Per raggiungere gli obiettivi dichiarati, il ministro dell’Istruzione ha identificato numerosi piani d’azione da porre in essere. Essi saranno oggetto di approfondimento al momento del varo del disegno di legge governativo sul riassetto dell’intero sistema, ma qualche primo assaggio lo ritroviamo anche nel decreto-legge già emanato la settimana scorsa.

Per prima cosa, si dovrà provvedere a razionalizzare e a ridurre drasticamente i corsi di studio e gli insegnamenti impartiti, con particolare severità verso quei corsi frequentati magari da poche decine di studenti in tutta Italia.

Per motivi analoghi di contenimento e razionalizzazione delle spese, nonché di lotta alla dispersione degli studenti (in specie quelli del primo e secondo anno), si dovrà provvedere al più presto a chiudere o ad accorpare quelle numerosi sedi universitarie decentrate e sparse nel territorio, anch’esse spesso frequentate da una popolazione studentesca molto ridotta rispetto ai costi relativi.


In realtà, l’autonomia di cui godono gli atenei italiani comportano che siano i rettori e i presidi di facoltà a dover prendere le relative decisioni. Ma per offrire un forte incentivo nelle direzioni indicate, il ministero si appresta a tagliare pesantemente i fondi alle università più riottose e al contrario ad incrementarli a favore degli atenei più virtuosi che provvederanno ai ridimensionamenti indicati.

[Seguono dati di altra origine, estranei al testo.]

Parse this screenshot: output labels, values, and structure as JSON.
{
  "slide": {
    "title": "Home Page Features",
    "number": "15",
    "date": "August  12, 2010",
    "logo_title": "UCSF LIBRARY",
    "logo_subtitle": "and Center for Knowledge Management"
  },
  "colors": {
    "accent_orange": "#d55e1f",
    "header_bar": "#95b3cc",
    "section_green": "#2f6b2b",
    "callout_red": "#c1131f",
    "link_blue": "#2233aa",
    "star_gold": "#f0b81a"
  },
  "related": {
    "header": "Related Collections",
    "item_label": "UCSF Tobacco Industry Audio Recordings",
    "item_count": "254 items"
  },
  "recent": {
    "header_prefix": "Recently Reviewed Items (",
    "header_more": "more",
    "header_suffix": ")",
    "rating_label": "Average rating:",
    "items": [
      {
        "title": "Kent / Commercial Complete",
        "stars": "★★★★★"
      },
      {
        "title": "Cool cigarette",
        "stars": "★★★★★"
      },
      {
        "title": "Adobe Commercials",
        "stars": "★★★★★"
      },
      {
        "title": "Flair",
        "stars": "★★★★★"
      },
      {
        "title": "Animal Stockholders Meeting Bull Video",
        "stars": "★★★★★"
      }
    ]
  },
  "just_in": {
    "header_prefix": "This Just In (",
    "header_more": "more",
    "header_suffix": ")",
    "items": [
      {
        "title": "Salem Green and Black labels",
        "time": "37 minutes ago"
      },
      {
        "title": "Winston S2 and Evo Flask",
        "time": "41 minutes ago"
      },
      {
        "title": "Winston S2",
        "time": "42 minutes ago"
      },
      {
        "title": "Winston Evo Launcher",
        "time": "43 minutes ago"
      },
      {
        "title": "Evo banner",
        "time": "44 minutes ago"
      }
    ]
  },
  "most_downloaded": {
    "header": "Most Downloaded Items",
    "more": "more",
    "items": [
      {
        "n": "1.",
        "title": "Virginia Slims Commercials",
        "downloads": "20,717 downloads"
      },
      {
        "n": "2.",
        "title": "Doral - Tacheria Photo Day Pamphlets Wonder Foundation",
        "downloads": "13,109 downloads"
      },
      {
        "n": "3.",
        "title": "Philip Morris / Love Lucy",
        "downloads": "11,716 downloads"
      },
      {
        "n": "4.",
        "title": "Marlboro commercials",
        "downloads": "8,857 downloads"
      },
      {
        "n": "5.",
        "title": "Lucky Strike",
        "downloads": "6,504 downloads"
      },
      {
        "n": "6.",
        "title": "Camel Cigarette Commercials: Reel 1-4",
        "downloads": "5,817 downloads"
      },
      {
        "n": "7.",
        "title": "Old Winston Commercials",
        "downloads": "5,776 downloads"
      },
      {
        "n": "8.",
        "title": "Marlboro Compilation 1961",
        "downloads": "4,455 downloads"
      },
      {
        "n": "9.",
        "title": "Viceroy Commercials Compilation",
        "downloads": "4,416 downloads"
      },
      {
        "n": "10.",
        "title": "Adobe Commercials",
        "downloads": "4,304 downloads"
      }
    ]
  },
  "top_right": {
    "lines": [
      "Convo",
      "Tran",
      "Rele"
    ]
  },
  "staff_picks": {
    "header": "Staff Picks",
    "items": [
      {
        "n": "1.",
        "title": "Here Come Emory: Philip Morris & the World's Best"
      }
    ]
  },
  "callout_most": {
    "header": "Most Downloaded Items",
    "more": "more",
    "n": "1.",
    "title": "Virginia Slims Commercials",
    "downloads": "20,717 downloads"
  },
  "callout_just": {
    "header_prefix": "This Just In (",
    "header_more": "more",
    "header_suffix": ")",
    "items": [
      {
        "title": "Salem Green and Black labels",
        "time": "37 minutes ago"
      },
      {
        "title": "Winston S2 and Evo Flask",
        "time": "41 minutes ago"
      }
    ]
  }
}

È comunque previsto lo stanziamento di rilevanti fondi per nuove borse di studio e per l’edilizia universitaria (circa 200 milioni nel complesso), mentre dal 2010 scatteranno i tagli di Tremonti. Resta dunque poco più di un anno per riformare nel senso della qualità e della razionalizzazione il sistema universitario italiano, per rendere meno doloroso l’impatto dei tagli in arrivo.